- Front cover of The Diary of Mary Berg: Growing up in the Warsaw Ghetto by Mary Berg
- Born: Miriam Wattenberg October 10, 1924 Łódź, Poland
- Died: April 2013 (aged 88) York, Pennsylvania, United States
- Occupation: Diarist
- Spouse: William Pentin

= Mary Berg =

Polish Holocaust survivor and author (1924–2013)

Mary Berg (born Miriam Wattenberg; October 10, 1924 (Note: S.L. Shneiderman, who edited Berg's diary, states that she was born April 20, 1924, but speculates that Berg used a false birth date because it was forbidden for her to have the same birthday as Adolf Hitler (born April 20, 1889), and that she used the pseudonym "Berg" perhaps to protect any surviving relatives in Europe, since her diary was published in the United States during World War II.) – April 2013) was a survivor of the Warsaw Ghetto and author of a Holocaust diary, which contains her personal journal entries written between October 10, 1939, and March 5, 1944, during the occupation of Poland in World War II.

==Life==
Mary Berg's father was Shaya (Sruel, Stanley) Wattenberg, a local gallery owner in prewar Łódź. Her mother Lena, was an American citizen residing in the Second Polish Republic. Lena Wattenberg's parents, Mr. and Mrs. Benno Zol, were the Zolotarewski (later Zol) family of Long Branch, New Jersey. Mary had a sister, Anna. The sisters qualified for American citizenship by virtue of their mother's nationality.

During the invasion of Poland by Nazi Germany, the family relocated to Warsaw from Łódź. Due to their American connection, prior to the liquidation of the ghetto (Grossaktion Warsaw), the sisters and their parents were detained in prison in Pawiak in July 1942. They heard the shots and screams of the Warsaw Jews being taken to the Umschlagplatz where they were loaded on trains and taken to their deaths at Treblinka. At that time, they had limited contact with friends and relatives who were trying to avoid deportation. In January 1943, Mary and her family were transferred to Vittel, a French internment camp for British and American citizens and others who temporarily escaped death.

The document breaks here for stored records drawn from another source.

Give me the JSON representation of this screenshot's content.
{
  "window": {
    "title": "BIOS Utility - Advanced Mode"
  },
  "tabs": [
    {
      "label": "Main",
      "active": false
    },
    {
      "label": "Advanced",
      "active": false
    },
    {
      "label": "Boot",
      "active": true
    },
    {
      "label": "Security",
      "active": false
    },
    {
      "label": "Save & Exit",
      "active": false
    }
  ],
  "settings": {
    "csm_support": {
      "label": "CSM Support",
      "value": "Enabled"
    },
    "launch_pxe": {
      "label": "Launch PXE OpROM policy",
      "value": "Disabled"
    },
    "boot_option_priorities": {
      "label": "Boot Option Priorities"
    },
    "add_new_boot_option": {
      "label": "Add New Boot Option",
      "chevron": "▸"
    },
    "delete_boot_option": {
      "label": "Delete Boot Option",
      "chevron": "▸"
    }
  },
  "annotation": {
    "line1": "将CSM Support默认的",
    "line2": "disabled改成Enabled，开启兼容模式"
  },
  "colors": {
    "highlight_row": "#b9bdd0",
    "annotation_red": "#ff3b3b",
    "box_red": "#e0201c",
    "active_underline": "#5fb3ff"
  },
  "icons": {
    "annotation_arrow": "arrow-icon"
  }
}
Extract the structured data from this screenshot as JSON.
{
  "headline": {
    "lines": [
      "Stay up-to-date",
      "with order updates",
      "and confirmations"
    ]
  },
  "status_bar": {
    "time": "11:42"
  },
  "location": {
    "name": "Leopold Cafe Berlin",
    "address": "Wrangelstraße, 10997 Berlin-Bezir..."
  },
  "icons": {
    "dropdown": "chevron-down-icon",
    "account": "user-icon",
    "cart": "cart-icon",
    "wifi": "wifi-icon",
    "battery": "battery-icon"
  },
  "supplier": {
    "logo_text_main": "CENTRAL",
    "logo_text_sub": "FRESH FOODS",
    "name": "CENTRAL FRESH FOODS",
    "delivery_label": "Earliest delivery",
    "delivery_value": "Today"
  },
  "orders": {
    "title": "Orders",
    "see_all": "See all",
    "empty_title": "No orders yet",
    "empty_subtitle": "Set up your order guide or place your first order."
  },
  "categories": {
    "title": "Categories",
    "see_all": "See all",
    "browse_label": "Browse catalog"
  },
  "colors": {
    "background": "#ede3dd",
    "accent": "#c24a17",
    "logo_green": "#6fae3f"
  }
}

On March 1, 1944, they boarded a train for Lisbon. After their departure, many of the inmates of Vittel, including Mary's roommate, were transferred back to German-occupied Poland to their deaths at Auschwitz. In Lisbon, the Bergs boarded the ocean liner SS Gripsholm for the voyage to America. Her memoir, Warsaw Ghetto, describes her years in the ghetto and her months in Pawiak and Vittel. She arrived in the United States in March 1944, at the age of 19. Her memoir was serialized in American newspapers in 1944, making it one of the earliest accounts of the Holocaust to be written in English.

==Publishing==
In June 1944, the publishing house Dial Press declined to publish the manuscript saying that the market was flooded with books about concentration camps and Nazi persecution. The book was eventually published by L.B. Fischer in February 1945 but went out of print in the 1950s. It was republished in 2006 by Oneworld Publications as The diary of Mary Berg: growing up in the Warsaw ghetto (ISBN 1851685855/ISBN 978-1851685851), and again on April 1, 2009. A 75th Anniversary edition was published in 2018.

==Later years==
It is not known for sure what happened to the few friends and two uncles that Mary left behind who were still alive when she fled. She pledged to do everything she could to "save those who could still be saved, and to avenge those who were so bitterly humiliated in their last moments. And those who were ground into ash, I will always see them alive. I will tell everything...." Mary was active in telling the story of the Warsaw ghetto through the early 1950s, being on radio and making appearances to publicize what we now call the Holocaust. After that, she dropped out of public view. She resolutely refused to participate publicly in any Holocaust-related events, zealously guarding her privacy. She would not give permission to republish her diary though it was republished anyway because her publisher and translator, S.L. Shneiderman, held the copyright. She lived in York, Pennsylvania, for many years, where she wed William Pentin and was known as Mary Pentin. She was something of a recluse; her neighbors did not know she was Jewish let alone that she had lived through the horrors of the Warsaw ghetto. Her known relatives, descended from her sister, Anna, who married a pathologist, Leon Williams Powell Jr. and had four children, have either refused to provide or have disclaimed any new or additional information about Berg, so little is known about her years in the United States.

Mary Berg Pentin died in York, Pennsylvania, in April 2013, aged 88.
Her identity was discovered after her death when a part time antiques dealer bought her scrapbook at an estate sale because he was interested in her photos of aircraft. Later, at the request of one of Mary's nephews, he donated the material to the U.S. Holocaust Memorial Museum where it is now available online.
Her diary was adapted into a play titled A Bouquet of Alpine Violets by Jan Krzyzanowski.